Elizabeth Olsen rarely leaves direct sight, only periodically drifting out of the camera's point-of-view, which becomes Silent House's most significant asset. Menacing footsteps, rolling bottles, and clumsy sprints from room to room wouldn't have carried the same weight without her disarming, complex essence and nuanced mannerisms, her blend of puzzlement and terror lending more validity to the occurring events than they'd achieve with most other actresses willing to take on this project. The other characters really don't matter in the emotional arc, really, only for the meager script's plotting; both her family members and a friend from her past, the only other significant faces we see, get their respective points across without many infuriating dramatic foibles. That's both a testament to the film's limited purposes and the indistinct, occasionally humdrum nature of the acting. What's important here is Olsen, given her ubiquitous presence, and the young actress' composure pumps energy into bland, occasionally insipid points. And there's an air of secretiveness about her and the "holes in her memory" that gradually feeds our curiosity.

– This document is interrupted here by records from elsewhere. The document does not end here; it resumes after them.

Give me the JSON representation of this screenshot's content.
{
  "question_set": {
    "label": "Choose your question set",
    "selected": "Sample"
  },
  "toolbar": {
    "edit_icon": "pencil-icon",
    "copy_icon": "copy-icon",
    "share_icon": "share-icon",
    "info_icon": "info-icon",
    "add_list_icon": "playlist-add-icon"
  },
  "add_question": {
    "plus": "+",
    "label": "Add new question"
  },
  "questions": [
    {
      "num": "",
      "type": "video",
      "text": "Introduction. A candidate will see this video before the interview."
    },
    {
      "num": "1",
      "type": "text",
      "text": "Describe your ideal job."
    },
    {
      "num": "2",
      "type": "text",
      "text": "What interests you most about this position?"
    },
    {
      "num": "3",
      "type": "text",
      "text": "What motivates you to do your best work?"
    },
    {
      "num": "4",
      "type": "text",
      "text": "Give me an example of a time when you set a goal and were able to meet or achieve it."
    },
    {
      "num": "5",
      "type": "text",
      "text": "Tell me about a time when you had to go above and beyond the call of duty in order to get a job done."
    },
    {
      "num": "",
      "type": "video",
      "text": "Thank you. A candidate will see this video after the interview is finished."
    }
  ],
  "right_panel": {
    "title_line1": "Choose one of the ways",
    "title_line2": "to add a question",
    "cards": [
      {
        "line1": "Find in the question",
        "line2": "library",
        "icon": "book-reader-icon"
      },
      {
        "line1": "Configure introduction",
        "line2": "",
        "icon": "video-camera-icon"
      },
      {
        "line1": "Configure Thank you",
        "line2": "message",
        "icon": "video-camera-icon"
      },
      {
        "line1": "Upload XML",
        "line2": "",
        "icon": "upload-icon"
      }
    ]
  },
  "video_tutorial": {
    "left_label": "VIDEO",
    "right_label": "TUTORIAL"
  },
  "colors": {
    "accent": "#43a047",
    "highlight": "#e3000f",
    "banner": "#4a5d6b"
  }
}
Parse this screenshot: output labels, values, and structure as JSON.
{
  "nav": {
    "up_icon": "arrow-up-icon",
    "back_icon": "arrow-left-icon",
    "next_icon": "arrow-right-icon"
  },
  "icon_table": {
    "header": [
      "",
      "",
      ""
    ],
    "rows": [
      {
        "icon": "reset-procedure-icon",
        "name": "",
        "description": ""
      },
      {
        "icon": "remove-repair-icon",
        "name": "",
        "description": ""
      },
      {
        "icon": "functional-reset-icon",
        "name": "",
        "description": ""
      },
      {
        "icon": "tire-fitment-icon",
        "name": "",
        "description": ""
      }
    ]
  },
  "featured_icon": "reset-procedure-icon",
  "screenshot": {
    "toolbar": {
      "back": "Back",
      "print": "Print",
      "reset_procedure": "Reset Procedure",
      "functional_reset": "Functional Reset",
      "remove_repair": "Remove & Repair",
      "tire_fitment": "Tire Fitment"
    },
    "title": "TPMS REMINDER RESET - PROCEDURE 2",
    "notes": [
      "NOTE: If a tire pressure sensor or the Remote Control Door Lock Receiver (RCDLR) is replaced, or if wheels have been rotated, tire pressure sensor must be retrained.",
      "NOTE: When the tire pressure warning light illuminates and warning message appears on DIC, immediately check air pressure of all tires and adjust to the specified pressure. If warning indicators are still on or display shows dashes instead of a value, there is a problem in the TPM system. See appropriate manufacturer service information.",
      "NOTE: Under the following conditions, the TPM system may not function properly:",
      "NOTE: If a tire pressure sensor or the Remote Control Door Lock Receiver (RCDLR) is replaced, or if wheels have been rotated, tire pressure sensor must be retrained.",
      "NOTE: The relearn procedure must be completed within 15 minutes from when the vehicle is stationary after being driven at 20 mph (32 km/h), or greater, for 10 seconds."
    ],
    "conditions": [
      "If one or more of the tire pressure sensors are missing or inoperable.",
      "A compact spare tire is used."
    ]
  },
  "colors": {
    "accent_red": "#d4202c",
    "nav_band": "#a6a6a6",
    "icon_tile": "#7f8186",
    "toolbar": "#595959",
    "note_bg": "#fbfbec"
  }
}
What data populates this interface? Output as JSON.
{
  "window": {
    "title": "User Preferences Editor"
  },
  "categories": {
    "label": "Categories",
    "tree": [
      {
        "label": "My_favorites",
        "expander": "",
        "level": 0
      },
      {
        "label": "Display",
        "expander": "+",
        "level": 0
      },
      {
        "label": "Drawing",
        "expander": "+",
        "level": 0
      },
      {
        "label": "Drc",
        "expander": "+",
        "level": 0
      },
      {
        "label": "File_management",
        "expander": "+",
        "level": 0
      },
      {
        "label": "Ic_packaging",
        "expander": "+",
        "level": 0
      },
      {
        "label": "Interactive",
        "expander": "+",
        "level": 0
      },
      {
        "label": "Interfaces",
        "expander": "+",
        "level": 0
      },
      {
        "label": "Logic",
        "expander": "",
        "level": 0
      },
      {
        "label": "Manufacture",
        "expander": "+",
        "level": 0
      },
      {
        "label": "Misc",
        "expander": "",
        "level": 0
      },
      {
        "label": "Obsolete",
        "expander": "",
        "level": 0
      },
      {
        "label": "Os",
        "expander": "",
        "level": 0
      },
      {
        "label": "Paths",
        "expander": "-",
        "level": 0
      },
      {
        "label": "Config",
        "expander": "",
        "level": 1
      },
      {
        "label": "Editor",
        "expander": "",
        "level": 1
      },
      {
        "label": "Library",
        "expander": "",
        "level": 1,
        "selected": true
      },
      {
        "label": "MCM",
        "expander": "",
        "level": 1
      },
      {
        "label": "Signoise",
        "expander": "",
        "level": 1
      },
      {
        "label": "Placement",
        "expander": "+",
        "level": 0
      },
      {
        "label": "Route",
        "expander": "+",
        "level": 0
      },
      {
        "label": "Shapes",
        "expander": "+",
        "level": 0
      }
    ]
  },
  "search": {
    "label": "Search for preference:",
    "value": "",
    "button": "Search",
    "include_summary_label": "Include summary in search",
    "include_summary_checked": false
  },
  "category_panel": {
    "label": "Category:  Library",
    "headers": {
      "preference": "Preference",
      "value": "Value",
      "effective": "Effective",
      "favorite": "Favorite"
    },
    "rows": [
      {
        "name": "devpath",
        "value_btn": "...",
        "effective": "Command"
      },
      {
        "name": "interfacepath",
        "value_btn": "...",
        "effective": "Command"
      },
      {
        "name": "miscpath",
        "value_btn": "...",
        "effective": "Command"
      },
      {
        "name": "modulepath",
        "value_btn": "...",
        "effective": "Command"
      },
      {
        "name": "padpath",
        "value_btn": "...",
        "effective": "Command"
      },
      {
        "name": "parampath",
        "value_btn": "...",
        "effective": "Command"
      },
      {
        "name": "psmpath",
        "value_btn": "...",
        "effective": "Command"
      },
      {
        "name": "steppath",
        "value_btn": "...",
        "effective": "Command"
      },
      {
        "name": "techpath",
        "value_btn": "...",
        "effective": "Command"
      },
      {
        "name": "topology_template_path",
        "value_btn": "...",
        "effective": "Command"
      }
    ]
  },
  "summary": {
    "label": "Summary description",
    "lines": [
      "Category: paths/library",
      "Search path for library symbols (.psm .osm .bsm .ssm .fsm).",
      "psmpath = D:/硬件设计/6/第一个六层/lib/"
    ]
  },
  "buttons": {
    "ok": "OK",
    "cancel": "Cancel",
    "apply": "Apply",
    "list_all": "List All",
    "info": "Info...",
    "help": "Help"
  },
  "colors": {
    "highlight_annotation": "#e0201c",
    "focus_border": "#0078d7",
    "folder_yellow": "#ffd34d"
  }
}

There's the rub with Silent House, though: there's not much else that we haven't seen before beyond the "realistic" scares it reaches by its one-take gimmick and powerhouse actress, the product of a skimpy, purpose-driven script. That includes the obligatory plot twist at its climax that, really, doesn't scare up much of a surprise if you're paying attention, or if you possess exposure to other mind-screw thrillers. Granted, there's something to be said for what's achieved with a handful of actors, a smattering of junk to populate the house, and a few lanterns to light the way in this exercise of fraught mania and the ghosts of dark secrets; it's a straightforward but exhilarating creation when looked at through the lens of minimalism and raw motivation, and the twist still takes flight when examined in this way. But there should be more ingenuity and a meatier story fueling the terror around such shadowy corners and behind locked doors as dusk's darkness blankets the eerie house, and that's ultimately what's left at the end of Kenson and Lau's endurance run: a tense purpose without the added punch it needs to clamp onto distinctiveness.